The Hambach Forest was scheduled to be cleared in 2018 to give the energy company RWE the opportunity to mine the lignite underneath. The threatened destruction of the forest met with massive resistance from climate and environmental activists. For weeks, masked people – both police officers and activists – faced each other. Riots and numerous reports of police violence included.

Expectation: Similar conditions as in the Hambach Forest

When the clearance was almost reached, the clearing was temporarily prohibited by court order.

A naked female activist is carried away by police after being arrested from a tree house in the forest "Hambacher Forst"  in Kerpen-Buir near Cologne, Germany, September 14, 2018, where prote ...

An activist is carried away by police after being arrested from a tree house in the Hambach Forest.PICTURED: REUTERS / WOLFGANG RATTAY

Dzienus expects similar conditions in the coming weeks.

But most of all, he looks to the future with hope. “The activists have a lot of courage and hope. I felt a lot of euphoria and saw how much strength people took with them.”

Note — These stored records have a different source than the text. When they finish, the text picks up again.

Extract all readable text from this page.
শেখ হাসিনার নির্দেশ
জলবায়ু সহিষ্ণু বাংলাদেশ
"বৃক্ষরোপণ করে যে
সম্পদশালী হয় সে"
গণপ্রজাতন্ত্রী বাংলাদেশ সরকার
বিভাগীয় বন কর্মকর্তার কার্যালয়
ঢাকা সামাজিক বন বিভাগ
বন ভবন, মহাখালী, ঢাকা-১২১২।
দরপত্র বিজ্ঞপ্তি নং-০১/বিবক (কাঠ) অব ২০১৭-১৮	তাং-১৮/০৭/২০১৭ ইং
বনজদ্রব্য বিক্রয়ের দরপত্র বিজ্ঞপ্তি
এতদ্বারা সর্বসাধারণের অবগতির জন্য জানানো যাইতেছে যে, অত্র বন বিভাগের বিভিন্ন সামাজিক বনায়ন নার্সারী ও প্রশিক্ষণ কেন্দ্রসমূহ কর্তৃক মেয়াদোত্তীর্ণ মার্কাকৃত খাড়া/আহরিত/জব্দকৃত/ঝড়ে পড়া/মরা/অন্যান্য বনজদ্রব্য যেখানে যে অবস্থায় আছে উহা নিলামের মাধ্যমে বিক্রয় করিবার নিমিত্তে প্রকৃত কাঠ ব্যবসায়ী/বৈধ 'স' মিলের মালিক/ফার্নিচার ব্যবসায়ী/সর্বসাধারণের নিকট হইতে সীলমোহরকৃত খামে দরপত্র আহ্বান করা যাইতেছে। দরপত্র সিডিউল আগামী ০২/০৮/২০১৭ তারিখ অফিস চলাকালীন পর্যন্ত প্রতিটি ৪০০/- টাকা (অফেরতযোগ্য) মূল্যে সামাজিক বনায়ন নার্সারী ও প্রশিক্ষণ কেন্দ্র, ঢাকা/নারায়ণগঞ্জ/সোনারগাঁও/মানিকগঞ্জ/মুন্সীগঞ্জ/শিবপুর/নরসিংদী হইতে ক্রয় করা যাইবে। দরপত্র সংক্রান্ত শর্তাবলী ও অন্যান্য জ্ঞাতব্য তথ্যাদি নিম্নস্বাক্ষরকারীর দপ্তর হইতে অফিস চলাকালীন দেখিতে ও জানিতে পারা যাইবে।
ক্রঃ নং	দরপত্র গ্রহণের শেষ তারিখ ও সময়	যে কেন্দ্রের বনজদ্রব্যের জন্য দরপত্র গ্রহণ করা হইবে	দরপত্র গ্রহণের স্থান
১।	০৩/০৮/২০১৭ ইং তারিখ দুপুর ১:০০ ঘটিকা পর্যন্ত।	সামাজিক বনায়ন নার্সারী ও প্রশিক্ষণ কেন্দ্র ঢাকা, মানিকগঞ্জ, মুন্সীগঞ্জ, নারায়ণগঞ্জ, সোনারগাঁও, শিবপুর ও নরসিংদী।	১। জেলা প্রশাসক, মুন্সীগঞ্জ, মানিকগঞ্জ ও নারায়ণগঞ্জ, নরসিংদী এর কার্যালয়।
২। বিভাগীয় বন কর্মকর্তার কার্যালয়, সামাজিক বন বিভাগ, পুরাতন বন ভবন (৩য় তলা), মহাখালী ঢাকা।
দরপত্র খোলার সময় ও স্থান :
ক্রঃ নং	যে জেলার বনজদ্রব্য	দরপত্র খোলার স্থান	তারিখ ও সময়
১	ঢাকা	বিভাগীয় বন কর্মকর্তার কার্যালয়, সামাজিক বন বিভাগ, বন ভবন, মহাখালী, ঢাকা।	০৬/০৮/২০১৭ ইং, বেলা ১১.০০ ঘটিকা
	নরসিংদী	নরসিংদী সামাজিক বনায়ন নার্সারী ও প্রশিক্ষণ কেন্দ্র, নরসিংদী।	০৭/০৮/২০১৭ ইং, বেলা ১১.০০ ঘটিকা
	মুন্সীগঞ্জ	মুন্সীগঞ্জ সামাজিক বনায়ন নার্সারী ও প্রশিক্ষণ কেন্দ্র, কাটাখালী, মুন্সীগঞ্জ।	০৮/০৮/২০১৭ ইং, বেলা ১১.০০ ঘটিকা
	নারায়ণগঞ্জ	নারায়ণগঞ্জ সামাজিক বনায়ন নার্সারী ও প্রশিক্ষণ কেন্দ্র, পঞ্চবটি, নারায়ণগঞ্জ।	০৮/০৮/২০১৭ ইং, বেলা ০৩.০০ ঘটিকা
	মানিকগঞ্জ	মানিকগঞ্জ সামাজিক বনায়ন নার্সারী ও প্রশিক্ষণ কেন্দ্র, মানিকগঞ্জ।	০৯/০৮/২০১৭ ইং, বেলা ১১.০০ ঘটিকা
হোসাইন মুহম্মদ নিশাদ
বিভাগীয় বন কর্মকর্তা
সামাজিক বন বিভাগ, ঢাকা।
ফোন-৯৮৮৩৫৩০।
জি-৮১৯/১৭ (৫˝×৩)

He sees a hopeful, loud and creative protest in Lützerath in the near future. And: “That the police will try to carry out the evacuation under difficult conditions. That can be very difficult these days and weeks. But I am very sure that the demonstrators and the local activists are showing a lot of perseverance.”

“The decision against Lützerath was ultimately a political one.”

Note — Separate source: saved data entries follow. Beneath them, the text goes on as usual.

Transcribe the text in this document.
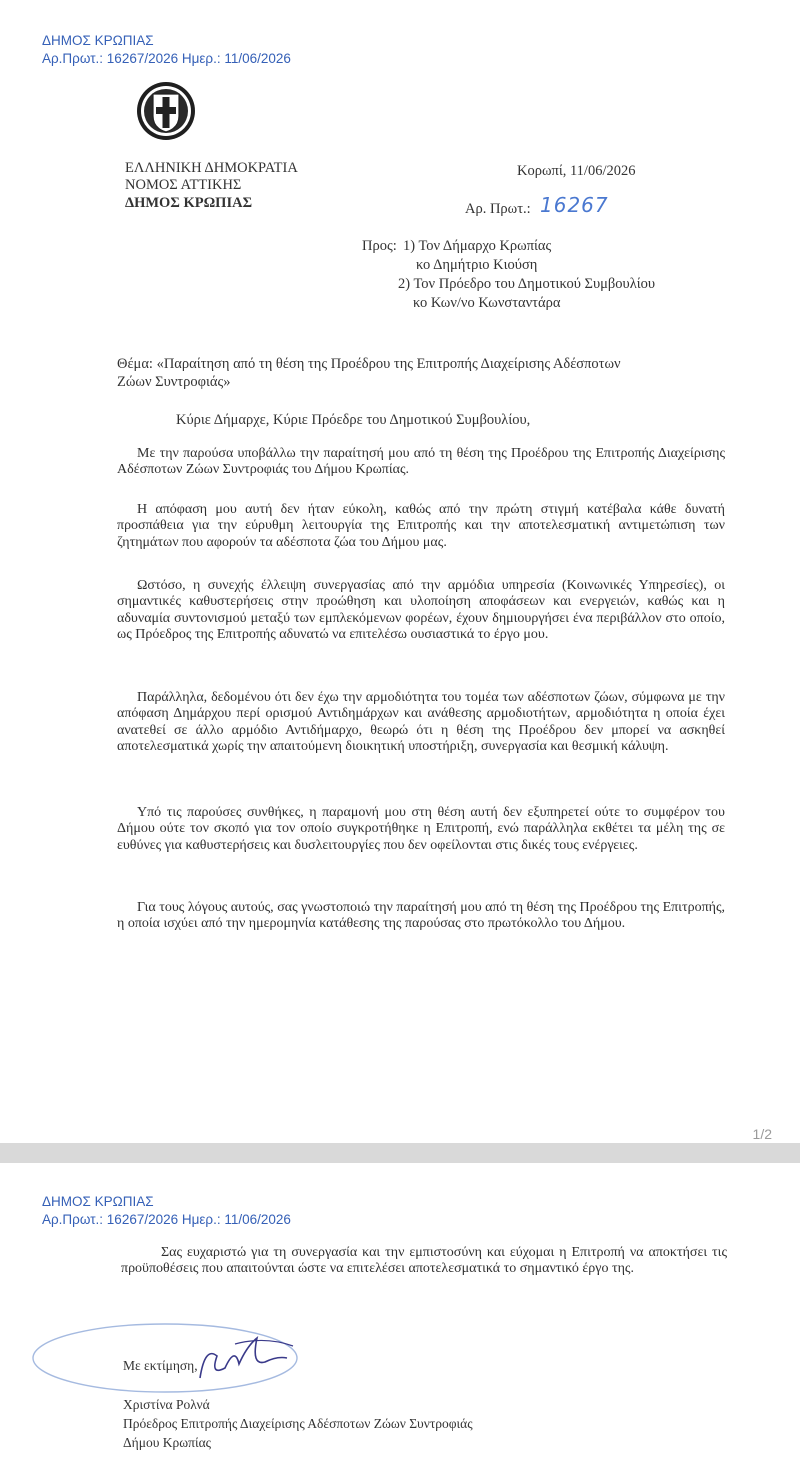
ΔΗΜΟΣ ΚΡΩΠΙΑΣ
Αρ.Πρωτ.: 16267/2026 Ημερ.: 11/06/2026
ΕΛΛΗΝΙΚΗ ΔΗΜΟΚΡΑΤΙΑ
ΝΟΜΟΣ ΑΤΤΙΚΗΣ
ΔΗΜΟΣ ΚΡΩΠΙΑΣ
Κορωπί, 11/06/2026
Αρ. Πρωτ.: 16267
Προς: 1) Τον Δήμαρχο Κρωπίας
κο Δημήτριο Κιούση
2) Τον Πρόεδρο του Δημοτικού Συμβουλίου
κο Κων/νο Κωνσταντάρα
Θέμα: «Παραίτηση από τη θέση της Προέδρου της Επιτροπής Διαχείρισης Αδέσποτων
Ζώων Συντροφιάς»
Κύριε Δήμαρχε, Κύριε Πρόεδρε του Δημοτικού Συμβουλίου,

Με την παρούσα υποβάλλω την παραίτησή μου από τη θέση της Προέδρου της Επιτροπής Διαχείρισης Αδέσποτων Ζώων Συντροφιάς του Δήμου Κρωπίας.

Η απόφαση μου αυτή δεν ήταν εύκολη, καθώς από την πρώτη στιγμή κατέβαλα κάθε δυνατή προσπάθεια για την εύρυθμη λειτουργία της Επιτροπής και την αποτελεσματική αντιμετώπιση των ζητημάτων που αφορούν τα αδέσποτα ζώα του Δήμου μας.

Ωστόσο, η συνεχής έλλειψη συνεργασίας από την αρμόδια υπηρεσία (Κοινωνικές Υπηρεσίες), οι σημαντικές καθυστερήσεις στην προώθηση και υλοποίηση αποφάσεων και ενεργειών, καθώς και η αδυναμία συντονισμού μεταξύ των εμπλεκόμενων φορέων, έχουν δημιουργήσει ένα περιβάλλον στο οποίο, ως Πρόεδρος της Επιτροπής αδυνατώ να επιτελέσω ουσιαστικά το έργο μου.

Παράλληλα, δεδομένου ότι δεν έχω την αρμοδιότητα του τομέα των αδέσποτων ζώων, σύμφωνα με την απόφαση Δημάρχου περί ορισμού Αντιδημάρχων και ανάθεσης αρμοδιοτήτων, αρμοδιότητα η οποία έχει ανατεθεί σε άλλο αρμόδιο Αντιδήμαρχο, θεωρώ ότι η θέση της Προέδρου δεν μπορεί να ασκηθεί αποτελεσματικά χωρίς την απαιτούμενη διοικητική υποστήριξη, συνεργασία και θεσμική κάλυψη.

Υπό τις παρούσες συνθήκες, η παραμονή μου στη θέση αυτή δεν εξυπηρετεί ούτε το συμφέρον του Δήμου ούτε τον σκοπό για τον οποίο συγκροτήθηκε η Επιτροπή, ενώ παράλληλα εκθέτει τα μέλη της σε ευθύνες για καθυστερήσεις και δυσλειτουργίες που δεν οφείλονται στις δικές τους ενέργειες.

Για τους λόγους αυτούς, σας γνωστοποιώ την παραίτησή μου από τη θέση της Προέδρου της Επιτροπής, η οποία ισχύει από την ημερομηνία κατάθεσης της παρούσας στο πρωτόκολλο του Δήμου.

1/2
ΔΗΜΟΣ ΚΡΩΠΙΑΣ
Αρ.Πρωτ.: 16267/2026 Ημερ.: 11/06/2026

Σας ευχαριστώ για τη συνεργασία και την εμπιστοσύνη και εύχομαι η Επιτροπή να αποκτήσει τις προϋποθέσεις που απαιτούνται ώστε να επιτελέσει αποτελεσματικά το σημαντικό έργο της.

Με εκτίμηση,
Χριστίνα Ρολνά
Πρόεδρος Επιτροπής Διαχείρισης Αδέσποτων Ζώων Συντροφιάς
Δήμου Κρωπίας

To de-escalate the situation, he suggests canceling the eviction and imposing a moratorium. “In the end, the decision against Lützerath was a political one, and political decisions of such magnitude must be on solid ground.” After all, it is about compliance with the German climate goals, the scientific basis must be “absolutely watertight before irreversible facts of destruction are created”. She is not at the moment.

He means:

“The decision is based on extremely questionable numbers from RWE, which earns billions from this deal. And the group even openly said last year that the dredging of Lützerath had political reasons, because otherwise there would be a motivation for further blockades. Those responsible have to ask here whether such a massive police operation can really be justified on this basis – also in retrospect in a few years when the next severe drought or flood of the century hits Germany.”